Oct 22 1999.

Running Too Long, a true story.


Note if you read the timeline you will see this took a LONG time to fix

If VisualWorks was an open source product I could have fixed it the same week I found it, but no a few years needed to pass... The bug was found in 1996, and fixed in 1998 or was that 1999. At least the vendor never lost track of the problem. The intern solution was to cycle the power every two weeks, perhaps this was needed since it was hosted under Windows NT which isn't noted for its stability either.


From: Damon Lease
Date: 23 Oct 1996.

John,

Steve Miner is gone for a while on vacation, so this case is back in my
hands, right where it started. I've read over the case notes, and I've got
a few questions and suggestions for you.

First of all, Steve suggested that you upgrade to the VW2.5.1 OE. I concur
with that suggestion, and if you can do it, I think you should. I know that
we talked before about the fact that you cannot upgrade your image, but I
think an OE upgrade is still a good idea. Also, can you consider an upgrade
in a test environment (such as what I'm about to suggest)?
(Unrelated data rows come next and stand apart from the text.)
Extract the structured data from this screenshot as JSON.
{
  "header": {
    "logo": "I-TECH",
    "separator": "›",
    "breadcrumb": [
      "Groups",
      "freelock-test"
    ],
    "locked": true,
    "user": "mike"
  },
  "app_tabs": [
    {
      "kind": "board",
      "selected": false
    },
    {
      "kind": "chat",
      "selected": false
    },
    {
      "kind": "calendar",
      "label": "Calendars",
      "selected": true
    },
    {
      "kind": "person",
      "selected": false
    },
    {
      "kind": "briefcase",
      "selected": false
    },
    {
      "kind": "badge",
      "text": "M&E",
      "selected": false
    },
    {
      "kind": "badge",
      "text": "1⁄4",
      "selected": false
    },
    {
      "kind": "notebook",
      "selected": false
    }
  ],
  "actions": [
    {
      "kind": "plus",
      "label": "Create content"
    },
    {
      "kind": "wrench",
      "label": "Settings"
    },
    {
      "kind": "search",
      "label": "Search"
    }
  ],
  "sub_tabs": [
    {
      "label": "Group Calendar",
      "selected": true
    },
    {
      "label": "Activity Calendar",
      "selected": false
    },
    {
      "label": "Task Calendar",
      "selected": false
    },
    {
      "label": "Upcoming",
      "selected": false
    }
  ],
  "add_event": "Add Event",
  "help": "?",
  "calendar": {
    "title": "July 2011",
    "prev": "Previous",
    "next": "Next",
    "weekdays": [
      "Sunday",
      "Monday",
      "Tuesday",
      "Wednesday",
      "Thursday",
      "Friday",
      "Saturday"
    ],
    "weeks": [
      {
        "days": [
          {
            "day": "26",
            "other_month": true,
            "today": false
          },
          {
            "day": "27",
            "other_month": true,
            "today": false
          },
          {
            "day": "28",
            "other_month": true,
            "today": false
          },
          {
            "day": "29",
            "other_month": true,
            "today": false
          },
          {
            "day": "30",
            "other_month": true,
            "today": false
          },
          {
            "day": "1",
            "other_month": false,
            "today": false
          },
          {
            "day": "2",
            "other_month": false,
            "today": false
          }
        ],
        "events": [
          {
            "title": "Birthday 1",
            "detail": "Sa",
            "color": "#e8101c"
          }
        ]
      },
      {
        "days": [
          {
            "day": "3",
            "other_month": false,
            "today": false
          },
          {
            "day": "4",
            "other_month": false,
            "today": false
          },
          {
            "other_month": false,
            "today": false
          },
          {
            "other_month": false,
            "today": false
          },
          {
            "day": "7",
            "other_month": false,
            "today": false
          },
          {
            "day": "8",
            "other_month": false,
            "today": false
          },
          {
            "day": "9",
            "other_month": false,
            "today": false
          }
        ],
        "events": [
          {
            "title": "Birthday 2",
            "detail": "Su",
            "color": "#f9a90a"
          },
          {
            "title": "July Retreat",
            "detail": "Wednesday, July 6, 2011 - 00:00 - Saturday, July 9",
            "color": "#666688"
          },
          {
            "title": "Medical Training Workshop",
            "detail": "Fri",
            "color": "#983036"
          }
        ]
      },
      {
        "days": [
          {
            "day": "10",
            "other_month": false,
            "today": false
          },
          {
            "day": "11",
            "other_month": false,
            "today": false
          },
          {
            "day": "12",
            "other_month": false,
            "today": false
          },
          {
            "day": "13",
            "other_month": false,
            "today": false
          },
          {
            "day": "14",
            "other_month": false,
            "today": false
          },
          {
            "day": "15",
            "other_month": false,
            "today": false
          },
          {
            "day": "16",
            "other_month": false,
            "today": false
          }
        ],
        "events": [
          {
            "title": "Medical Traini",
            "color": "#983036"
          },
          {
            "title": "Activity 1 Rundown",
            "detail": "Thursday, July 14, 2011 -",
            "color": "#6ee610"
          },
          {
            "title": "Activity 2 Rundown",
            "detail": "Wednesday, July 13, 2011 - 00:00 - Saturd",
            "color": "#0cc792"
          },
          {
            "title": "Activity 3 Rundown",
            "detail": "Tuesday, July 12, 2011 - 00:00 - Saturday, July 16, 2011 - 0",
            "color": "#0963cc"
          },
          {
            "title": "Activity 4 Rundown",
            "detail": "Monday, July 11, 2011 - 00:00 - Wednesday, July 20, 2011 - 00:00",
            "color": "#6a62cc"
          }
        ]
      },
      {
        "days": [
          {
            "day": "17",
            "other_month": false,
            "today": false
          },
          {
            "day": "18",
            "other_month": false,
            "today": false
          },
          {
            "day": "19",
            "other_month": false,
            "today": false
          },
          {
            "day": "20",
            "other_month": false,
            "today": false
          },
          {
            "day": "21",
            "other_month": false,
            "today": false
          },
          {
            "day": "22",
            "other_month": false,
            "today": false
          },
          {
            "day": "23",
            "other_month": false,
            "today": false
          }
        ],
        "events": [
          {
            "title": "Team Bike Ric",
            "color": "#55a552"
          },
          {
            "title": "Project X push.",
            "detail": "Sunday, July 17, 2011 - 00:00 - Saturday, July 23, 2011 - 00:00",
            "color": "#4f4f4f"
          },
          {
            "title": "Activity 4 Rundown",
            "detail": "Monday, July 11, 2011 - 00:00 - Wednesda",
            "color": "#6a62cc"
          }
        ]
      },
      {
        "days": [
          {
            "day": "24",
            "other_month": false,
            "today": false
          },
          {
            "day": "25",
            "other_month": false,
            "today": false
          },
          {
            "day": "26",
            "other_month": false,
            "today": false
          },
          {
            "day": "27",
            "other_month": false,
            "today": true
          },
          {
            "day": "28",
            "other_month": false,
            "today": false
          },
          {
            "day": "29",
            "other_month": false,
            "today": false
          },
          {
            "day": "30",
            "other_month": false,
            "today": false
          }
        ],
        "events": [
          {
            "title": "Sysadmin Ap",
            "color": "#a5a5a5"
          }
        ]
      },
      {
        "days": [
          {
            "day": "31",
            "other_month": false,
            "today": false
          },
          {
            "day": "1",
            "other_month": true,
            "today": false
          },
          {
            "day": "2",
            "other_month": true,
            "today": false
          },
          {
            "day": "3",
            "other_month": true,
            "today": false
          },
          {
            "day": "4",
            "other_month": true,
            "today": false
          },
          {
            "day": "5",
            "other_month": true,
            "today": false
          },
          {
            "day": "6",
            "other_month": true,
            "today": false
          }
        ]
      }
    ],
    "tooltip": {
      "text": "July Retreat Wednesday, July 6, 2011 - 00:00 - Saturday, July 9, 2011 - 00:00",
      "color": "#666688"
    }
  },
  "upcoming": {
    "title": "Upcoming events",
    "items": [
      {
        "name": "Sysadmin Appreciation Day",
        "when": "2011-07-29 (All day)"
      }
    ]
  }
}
The other suggestion depends somewhat on computing resources that you have
available, but it could help pinpoint the cause of the problem some more.

Do you have any machines where you could run a long term test? What I was
thinking about doing was starting an image on a machine at a measured time
twice a day for three straight days. Each day, start one of the images with
the 2.5 OE and the other with the 2.5.1 OE. Monitor the progress of these
images, and if they crash, note when this happens. If the behavior is
consistent, meaning that (Crash time - Start time) = C, where C is any constant
value, and the results are the same for both OEs, we will have some good
evidence to work with. You already suspect that C ~= 25 days. And, as you
noted 2**31 milliseconds = 24.86 days, so you may be on to something here.
However, we need to confirm this a bit more if possible.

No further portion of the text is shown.